Hello,

one of my OE7 environment crashed during the weekend. I don't know exactly what happend (it's on the other side of the world, cannot take a close look) but I think they lost power and the UPS kept the OE7 nodes running but now the Switch (it looks like that the guy there changed the power cables)...

It all started with a hell of emails like:
System:Cluster: Heartbeat service packets not delivered on time. This might be caused by one or both nodes under heavy load or by current failover triggering policy with its timing settings being too low for the current network configuration.

I logged on and realized that the store is still there but noch accessable. So I rebooted the Node2 (passive) but this does not solve my problem because Node1 was slow as hell. So I deceided to boot Node1 too.

After that, it was not possible to start the cluster
Cluster:Logical volume lv0000 can not be served on dss123123123 because it is outdated and this operation could put your data at risk. If you wish to activate this logical volume anyway please go to Volume Replication Manager and switch replication to source manually.
and
sshd:fatal: Write failed: Broken pipe [preauth]


Both Nodes was configured as Source and it was not able to change it. I tried it for maybe 20 minutes to set Node2 back as Destination but I failed.
Finally I stopped the whole cluster configuration, and reconfigured it (Virtal IPs, Relication, AuxPaths, ...) and since then the Storage is back online and working fine.



What do you think what happend?
As I wrote, I think the Switch lost power. The two OE Nodes use a bond for Storage Replication and the cables are connected directly without a switch...

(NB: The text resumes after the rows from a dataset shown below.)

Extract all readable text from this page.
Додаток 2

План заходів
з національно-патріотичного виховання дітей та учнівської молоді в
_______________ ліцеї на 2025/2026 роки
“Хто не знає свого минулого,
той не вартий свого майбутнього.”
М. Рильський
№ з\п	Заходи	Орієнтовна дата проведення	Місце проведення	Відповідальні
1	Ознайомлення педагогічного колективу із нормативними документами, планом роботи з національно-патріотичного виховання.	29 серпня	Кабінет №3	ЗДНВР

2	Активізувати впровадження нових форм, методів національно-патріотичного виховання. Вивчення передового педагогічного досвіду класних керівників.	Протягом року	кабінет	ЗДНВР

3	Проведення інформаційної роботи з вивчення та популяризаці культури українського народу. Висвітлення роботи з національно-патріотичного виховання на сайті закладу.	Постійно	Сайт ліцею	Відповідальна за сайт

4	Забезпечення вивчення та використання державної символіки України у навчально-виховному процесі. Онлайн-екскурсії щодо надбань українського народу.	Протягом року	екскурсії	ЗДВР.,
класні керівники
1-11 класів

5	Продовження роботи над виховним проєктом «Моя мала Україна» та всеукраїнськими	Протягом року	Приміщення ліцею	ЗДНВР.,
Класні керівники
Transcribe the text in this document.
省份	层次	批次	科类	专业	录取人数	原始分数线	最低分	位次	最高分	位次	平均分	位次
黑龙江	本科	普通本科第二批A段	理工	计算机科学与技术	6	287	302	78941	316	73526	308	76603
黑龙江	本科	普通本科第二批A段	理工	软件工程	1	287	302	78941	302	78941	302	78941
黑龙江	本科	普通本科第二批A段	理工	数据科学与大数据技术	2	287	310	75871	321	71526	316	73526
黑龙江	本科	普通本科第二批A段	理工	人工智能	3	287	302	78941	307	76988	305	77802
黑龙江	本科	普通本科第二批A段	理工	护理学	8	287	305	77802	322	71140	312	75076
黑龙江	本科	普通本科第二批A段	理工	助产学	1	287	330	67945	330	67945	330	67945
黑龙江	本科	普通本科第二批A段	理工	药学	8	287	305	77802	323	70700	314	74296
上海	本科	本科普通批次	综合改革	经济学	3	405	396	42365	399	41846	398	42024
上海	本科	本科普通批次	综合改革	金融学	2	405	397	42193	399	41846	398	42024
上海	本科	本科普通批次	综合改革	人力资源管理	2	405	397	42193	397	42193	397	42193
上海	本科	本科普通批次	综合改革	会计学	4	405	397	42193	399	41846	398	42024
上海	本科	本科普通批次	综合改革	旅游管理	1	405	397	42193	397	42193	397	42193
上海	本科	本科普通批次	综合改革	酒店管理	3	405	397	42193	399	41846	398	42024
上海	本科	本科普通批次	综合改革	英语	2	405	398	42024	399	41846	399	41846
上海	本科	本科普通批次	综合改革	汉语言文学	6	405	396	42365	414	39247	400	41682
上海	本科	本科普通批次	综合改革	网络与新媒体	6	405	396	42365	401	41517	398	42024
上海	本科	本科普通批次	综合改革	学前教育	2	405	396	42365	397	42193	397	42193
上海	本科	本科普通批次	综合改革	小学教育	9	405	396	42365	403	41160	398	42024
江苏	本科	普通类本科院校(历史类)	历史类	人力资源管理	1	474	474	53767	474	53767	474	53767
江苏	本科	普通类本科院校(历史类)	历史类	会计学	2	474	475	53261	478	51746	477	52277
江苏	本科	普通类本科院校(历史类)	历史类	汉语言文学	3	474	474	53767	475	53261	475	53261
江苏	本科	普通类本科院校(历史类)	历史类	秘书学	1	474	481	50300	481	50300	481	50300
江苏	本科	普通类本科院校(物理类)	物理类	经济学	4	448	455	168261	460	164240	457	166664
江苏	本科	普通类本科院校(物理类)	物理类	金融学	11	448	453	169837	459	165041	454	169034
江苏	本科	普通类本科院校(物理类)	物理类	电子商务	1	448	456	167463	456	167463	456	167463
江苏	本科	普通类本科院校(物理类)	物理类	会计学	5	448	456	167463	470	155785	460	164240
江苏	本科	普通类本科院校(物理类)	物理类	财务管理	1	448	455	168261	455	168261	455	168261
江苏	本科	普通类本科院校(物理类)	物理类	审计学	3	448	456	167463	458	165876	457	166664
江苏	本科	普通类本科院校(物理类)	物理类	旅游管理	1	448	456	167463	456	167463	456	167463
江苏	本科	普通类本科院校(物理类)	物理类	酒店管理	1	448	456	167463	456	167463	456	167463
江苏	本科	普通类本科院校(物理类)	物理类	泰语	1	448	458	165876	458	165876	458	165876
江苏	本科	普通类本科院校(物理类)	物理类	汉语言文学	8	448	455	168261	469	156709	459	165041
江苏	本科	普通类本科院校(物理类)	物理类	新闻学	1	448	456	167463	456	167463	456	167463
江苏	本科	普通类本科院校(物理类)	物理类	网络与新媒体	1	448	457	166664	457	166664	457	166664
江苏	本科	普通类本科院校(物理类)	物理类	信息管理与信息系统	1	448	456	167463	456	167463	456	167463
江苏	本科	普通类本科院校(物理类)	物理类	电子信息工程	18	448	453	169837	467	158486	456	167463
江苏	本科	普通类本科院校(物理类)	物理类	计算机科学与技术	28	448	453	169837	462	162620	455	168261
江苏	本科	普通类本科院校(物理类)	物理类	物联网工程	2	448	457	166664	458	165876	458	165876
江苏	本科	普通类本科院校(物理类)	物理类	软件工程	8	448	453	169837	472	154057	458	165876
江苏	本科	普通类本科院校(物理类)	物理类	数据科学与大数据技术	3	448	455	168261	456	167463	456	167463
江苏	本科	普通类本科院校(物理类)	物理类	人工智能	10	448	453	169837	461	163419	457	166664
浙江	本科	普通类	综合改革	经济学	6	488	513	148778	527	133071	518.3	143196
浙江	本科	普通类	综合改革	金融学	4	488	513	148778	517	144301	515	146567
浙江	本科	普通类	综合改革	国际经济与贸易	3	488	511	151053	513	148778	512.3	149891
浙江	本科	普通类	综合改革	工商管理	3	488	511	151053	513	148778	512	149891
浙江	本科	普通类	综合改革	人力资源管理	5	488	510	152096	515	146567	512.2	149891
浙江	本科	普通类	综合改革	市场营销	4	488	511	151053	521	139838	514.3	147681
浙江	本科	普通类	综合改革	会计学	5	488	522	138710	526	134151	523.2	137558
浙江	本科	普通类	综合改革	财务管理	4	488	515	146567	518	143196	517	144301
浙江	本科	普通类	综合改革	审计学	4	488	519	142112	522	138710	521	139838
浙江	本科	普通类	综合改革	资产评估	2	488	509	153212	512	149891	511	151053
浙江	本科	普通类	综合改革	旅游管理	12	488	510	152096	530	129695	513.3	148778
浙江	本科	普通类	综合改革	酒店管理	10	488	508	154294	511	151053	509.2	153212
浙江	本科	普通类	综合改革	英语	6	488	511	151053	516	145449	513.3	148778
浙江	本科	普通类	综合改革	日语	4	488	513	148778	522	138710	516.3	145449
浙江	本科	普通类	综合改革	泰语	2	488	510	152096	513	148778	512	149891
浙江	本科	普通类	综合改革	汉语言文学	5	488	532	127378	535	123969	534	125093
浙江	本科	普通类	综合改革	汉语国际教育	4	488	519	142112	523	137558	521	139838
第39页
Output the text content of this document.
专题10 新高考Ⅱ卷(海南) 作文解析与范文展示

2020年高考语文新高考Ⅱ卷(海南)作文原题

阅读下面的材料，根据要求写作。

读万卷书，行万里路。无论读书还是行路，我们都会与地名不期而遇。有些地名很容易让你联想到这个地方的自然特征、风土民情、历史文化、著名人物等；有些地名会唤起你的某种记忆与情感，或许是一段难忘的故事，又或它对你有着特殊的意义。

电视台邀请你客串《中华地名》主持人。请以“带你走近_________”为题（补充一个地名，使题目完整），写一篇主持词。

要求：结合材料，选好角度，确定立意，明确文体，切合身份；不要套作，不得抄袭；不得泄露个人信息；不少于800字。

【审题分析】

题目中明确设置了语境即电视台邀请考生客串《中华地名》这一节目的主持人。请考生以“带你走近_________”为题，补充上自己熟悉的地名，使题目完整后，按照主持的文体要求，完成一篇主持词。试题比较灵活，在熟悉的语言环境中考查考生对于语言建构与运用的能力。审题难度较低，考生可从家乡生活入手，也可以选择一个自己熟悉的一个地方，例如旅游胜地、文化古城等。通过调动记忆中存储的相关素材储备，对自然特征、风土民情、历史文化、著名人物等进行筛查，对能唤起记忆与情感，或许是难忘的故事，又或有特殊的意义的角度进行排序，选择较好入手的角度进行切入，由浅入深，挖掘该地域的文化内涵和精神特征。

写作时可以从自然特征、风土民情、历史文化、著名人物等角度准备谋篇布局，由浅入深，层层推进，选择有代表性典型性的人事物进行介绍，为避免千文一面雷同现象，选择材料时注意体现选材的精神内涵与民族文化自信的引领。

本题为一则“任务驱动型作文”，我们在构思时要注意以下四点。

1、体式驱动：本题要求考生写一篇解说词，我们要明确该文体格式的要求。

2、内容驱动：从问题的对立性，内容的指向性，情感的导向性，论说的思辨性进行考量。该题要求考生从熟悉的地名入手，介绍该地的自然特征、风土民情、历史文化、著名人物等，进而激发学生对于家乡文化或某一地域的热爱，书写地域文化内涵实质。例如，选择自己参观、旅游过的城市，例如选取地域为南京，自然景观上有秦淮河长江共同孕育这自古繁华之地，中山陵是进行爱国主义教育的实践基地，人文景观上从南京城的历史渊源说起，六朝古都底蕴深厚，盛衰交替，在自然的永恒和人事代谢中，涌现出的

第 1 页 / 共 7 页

In the past I got some power issues and total crashes there but in all cases I had no problems to start the Volume Replication and Cluster correctly. This time it was different and I try to understand what happend (and solve it ).


Best regards,
Manuel


Additional Question:
What will happen if there are some files written to the Cluster and it failed before all data was replicated (not consistend). Can I switch Source/Destination by mistake and start the replication or will OE realize with the metadata that I have to switch Source/Destination? Background: In most cases after a power-related crash both nodes will be back online as "Source" in VolRep.